Cell line overall efficiency of CMx chip and staining efficiency test. 200 cells, stained with CellTracker CMFDA, were spiked in 2 ml of culture medium or whole blood. After CMx chip capturing and releasing to an Eppendorf tube, the cells were dripped and fixed on the collection membrane chip. The number of pre-stained cells were counted for the calculation of the system overall efficiency (triplicate individual tests of each cell line). The overall efficiency (%) was defined as: number of CellTracker CMFDA stained cells on the collection membrane chip / number of CellTracker CMFDA stained cells spiked into the CMx chip x 100%

Figure 5.

CTC count and analysis of blood samples using the CMx platform and staining panel.
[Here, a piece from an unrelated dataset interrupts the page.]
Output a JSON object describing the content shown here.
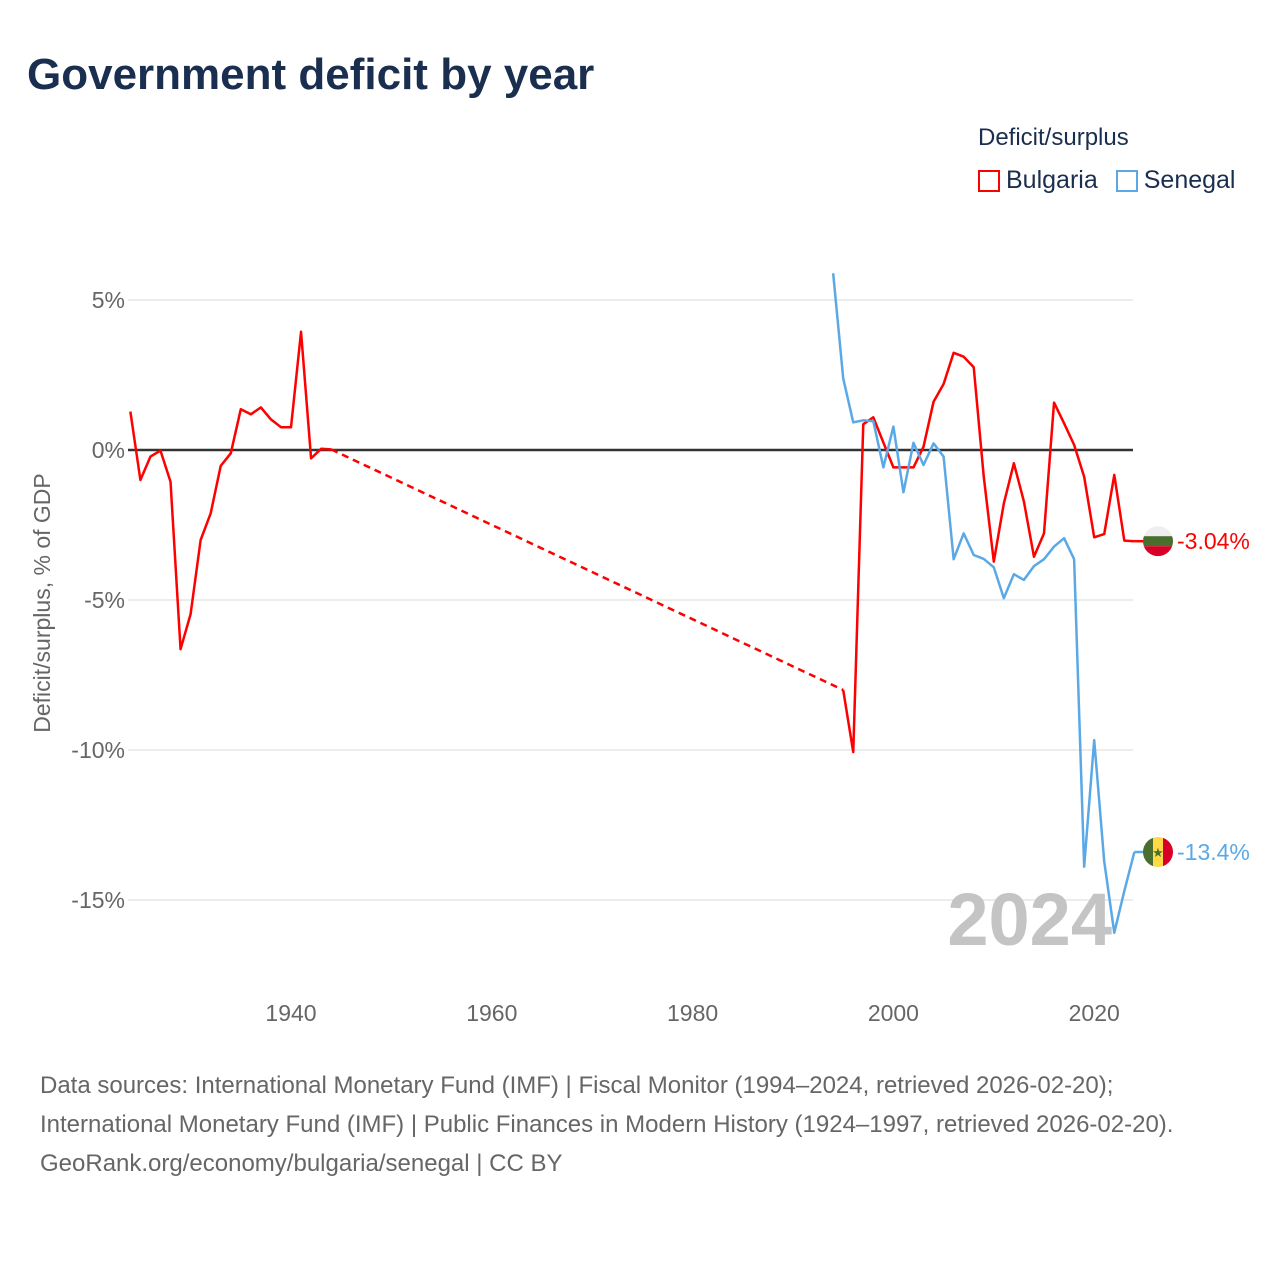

Blood from 12 healthy individuals, 3 NSCLC patients, 5 CRC patients, and 5 prostate cancer patients were processed through the CMx platform, and the enumerated CTCs were applied in the IF staining panel. The distribution of CTCs in the panel is shown for each group of patients.

Figure 6.

CTCs of cancer patients identified in the IF staining panel. Representative images of CTCs and white blood cells (WBC) from patients of (A) NSCLC, (B) CRC, and (C) prostate cancer. The cancer related markers were labeled with Alexa Flour 647, and WBC marker CD45 was labeled with FITC. Cell nuclei were labeled with DAPI. (D). Identified circulating tumor microemboli (CTM) morphology. All images were taken with a Nikon Ti-Eclipse microscope at 100X magnification. Scale bar = 10 µm.